I tried making these before, with a different recipe that used jam instead of actual blueberries. It turned out pretty bad, they got way too brown, didn't rise right and I ended up needing to add almost a cup of extra flour.
This one wasn't anything like that! The dough came together really nicely and was simple to make. The one major thing I changed in the recipe was I used fresh blueberries. It says explicitly not to, but I had a really nice pint of them and I wasn't going out to buy frozen ones with them in front of me. The reasoning was that they didn't release juice the same. That does depend on the berries. I let mine sit for a good half hour with the sugar and cornstarch on them (the entire time it took me to make the dough and roll it out) and the amount of syrupy juice was amazing, even in that small amount of time. If you only have frozen, or want to use frozen go ahead! But I wouldn't go out of your way to buy them if you have fresh ones or there's a good deal at the grocery store.
(Adapted from Here)
2 and 1/2 cups all-purpose flour
3 Tablespoons white sugar
1 teaspoon salt
2 1/4 teaspoons yeast
1/4 cup water
1/2 cup milk
2.5 Tablespoons unsalted butter
1 pint (11 oz) blueberries
1/4 cup granulated sugar
1 teaspoon cornstarch
Juice from 1 large lemon
Zest from lemon
1 cup powdered sugar
1-2 Tablespoons milk
1. Filling first! Combine the blueberries, sugar, and cornstarch in a bowl. Stir together, don't worry if you mash up a blueberry here and there, it adds to the juice. Let sit while you prepare the dough.
2. Dough! In a large bowl or electric mixing bowl, put the dry ingredients - flour, sugar, salt, and yeast together until evenly dispersed.

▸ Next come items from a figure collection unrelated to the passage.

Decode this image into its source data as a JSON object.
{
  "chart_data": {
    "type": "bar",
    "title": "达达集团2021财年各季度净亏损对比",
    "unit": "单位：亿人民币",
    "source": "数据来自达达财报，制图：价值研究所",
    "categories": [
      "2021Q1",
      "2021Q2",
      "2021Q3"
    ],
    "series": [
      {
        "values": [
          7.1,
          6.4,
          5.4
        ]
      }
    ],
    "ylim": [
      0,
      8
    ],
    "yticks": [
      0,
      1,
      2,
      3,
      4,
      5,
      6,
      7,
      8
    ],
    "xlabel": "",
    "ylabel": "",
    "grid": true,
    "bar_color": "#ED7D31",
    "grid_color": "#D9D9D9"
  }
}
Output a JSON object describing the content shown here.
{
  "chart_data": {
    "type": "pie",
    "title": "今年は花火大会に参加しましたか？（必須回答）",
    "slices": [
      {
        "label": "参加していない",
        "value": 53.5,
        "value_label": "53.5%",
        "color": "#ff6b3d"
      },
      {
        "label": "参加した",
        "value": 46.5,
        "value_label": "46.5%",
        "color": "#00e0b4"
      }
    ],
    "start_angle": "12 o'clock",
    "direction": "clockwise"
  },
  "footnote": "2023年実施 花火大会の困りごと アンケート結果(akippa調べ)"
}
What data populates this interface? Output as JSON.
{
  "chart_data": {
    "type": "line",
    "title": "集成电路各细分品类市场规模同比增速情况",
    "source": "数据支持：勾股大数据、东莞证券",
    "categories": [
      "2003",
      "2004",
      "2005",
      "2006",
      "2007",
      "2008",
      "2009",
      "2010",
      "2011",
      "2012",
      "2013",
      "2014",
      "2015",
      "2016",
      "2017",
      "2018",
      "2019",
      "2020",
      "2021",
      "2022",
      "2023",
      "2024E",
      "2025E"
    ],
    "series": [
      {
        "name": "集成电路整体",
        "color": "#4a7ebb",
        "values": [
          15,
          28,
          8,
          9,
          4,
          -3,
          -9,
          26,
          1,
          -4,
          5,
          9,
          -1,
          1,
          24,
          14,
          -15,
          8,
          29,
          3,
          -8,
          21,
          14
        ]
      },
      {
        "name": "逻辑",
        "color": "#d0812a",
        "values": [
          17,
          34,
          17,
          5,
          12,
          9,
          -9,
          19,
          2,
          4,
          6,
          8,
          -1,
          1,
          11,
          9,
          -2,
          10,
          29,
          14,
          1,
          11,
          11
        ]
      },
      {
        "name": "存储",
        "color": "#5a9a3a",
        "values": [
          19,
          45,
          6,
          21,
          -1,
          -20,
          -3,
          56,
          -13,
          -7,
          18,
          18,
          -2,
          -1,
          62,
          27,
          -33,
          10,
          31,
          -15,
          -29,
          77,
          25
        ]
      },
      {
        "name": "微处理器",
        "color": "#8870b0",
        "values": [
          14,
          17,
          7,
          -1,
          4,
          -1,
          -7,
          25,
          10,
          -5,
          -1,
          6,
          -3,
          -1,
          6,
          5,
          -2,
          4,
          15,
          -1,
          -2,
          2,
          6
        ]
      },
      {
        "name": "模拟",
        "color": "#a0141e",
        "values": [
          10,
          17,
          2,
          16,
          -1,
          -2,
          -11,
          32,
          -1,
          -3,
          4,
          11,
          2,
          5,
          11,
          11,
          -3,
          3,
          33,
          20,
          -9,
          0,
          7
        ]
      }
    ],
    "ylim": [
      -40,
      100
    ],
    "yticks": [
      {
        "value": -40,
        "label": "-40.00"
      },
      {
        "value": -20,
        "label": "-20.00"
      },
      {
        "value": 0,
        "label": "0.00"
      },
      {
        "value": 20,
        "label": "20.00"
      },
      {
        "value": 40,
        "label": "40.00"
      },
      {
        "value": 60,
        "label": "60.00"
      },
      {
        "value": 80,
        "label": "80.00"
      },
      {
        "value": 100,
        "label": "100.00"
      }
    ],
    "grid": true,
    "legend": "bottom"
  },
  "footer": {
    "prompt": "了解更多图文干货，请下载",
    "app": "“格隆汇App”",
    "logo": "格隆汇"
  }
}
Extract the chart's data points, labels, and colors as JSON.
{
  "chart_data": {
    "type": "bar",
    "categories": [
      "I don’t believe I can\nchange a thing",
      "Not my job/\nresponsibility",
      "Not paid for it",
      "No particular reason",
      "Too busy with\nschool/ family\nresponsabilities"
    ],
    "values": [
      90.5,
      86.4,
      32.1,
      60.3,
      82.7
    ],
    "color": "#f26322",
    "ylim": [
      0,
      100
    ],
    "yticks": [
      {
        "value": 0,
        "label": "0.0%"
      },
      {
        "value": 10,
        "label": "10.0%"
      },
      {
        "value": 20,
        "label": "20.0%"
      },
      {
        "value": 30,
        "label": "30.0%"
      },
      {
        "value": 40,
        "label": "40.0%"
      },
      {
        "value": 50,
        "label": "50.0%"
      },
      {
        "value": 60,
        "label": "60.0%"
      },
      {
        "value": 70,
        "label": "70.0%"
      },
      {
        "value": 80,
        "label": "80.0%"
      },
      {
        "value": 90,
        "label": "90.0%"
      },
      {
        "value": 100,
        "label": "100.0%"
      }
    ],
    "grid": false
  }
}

3. Heat the water, milk, and butter together in the microwave until the butter is melted and the mixture is warm. Most yeast can only deal with about 105º, so if you go over that let it cool a bit before adding it. I did mine for 1 minute on power 6 in my microwave, stir is together once it comes out, the butter may separate.
4. Stir the wet ingredients into the dry, I added slowly to my mixer while it was going. Add the egg at the end. You may need a bit more flour here depending on your dough. It is ready when it cleans the sides of the bowl and is shiny and stretchy.
5. On a lightly floured surface, knead the dough a couple times to ensure everything is mixed in well. Place in a lightly greased bowl and let rest for 5-15 minutes.
6.After resting, roll the dough out in a rectangle, mine was around 16 inches by 10 inches. I find it helps to get a rectangle quickly if you sort of shape the dough in to a rectangle instead of a ball. Pour the sugared blueberries on top and evenly disperse them on the dough. Roll the dough up from the long edge so your roll will be the longest it can be.
7. Cut into even pieces, I made 9, and place in greased or parchment lined pan, I used a 9x9 square. Loosely cover the rolls with a damp towel and allow to rise in an oven you've preheated and turned back off. Place rolls inside oven and allow to rise. You won't want to refrigerate these now, they won't puff back up.
8. After the rolls have doubled in size, about 2 hours, take out of the oven and preheat to 375ºF. Bake for 25-30 minutes until lightly browned. Cover them about half way through with loose aluminum foil or they will get quite brown and crispy.
9. Before serving, mix all of the glaze ingredients together. For a thicker glaze add more powdered sugar or less lemon juice or vice versa for thinner.
10. Glaze right before serving, ideally when they are still warm (not hot) right out of the oven.